The Map Is Not the Territory is Maier’s first live action film. The first Moon Walk serves as both metaphor and unifying theme for this work. Herein the artist plays her alter-ego: A helmeted space-rider mounted on a horse walking languidly across two unknown planets following a series of blinking lights that mimic the outline of the first Moon Walk. The path is mirrored in the sky as a star constellation. This strange juxtaposition of scientific and quasi-religious imagery becomes then an emotional vehicle for us to consider our own place in the cosmos.

In coining the phrase, “The map is not the territory,” Polish-American philosopher Alfred Korzybski argued that human knowledge of the world is limited by the structure of language. Or, as Carl Sagan said, “Our understanding of the cosmos begins in the mind.” The Brooklyn-based Maier here turns communication into a political game when the space-rider plants her own imprinted flag into the ground, staking claim upon the territory. As if to further exemplify the tragic weight of Western history, the space-rider follows a bright comet shooting across the night sky, implying that mankind’s interstellar manifest destiny is not exempt from man’s long-sought spiritual enlightenment.
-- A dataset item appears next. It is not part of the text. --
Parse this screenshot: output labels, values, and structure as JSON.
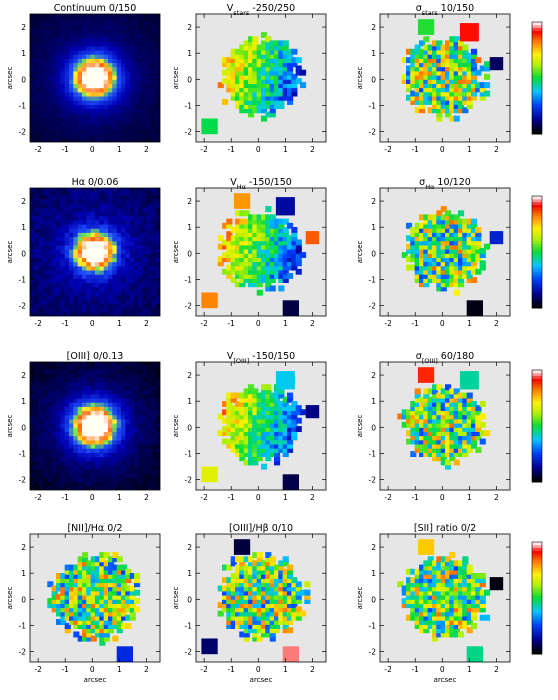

Maier has already filmed and will soon edit the follow-up to The Map Is Not the Territory, a second live-action film entitled The Placeless Place. It will not be finished until 2016, though still photos from the production will be included in this exhibition. The Placeless Place was filmed in NYC: in Times Square (Manhattan), beneath the Williamsburg Bridge (Brooklyn), and Corona Park (Queens), home of the 1964-65 World’s Fair.

Ati Maier currently lives and works in Brooklyn, New York. Her 3D video animation was included in the Fokus Bienial in Lódz, Poland. Her work is part of the permanent collections of the Museum of Modern Art (NY, NY), among others, and has been included in exhibitions at the Whitney Museum of American Art (NY, NY), at Städtische Galerie Wolfsburg (Wolfsburg, Germany), and the Herbert F. Johnson Museum (Ithaca, NY).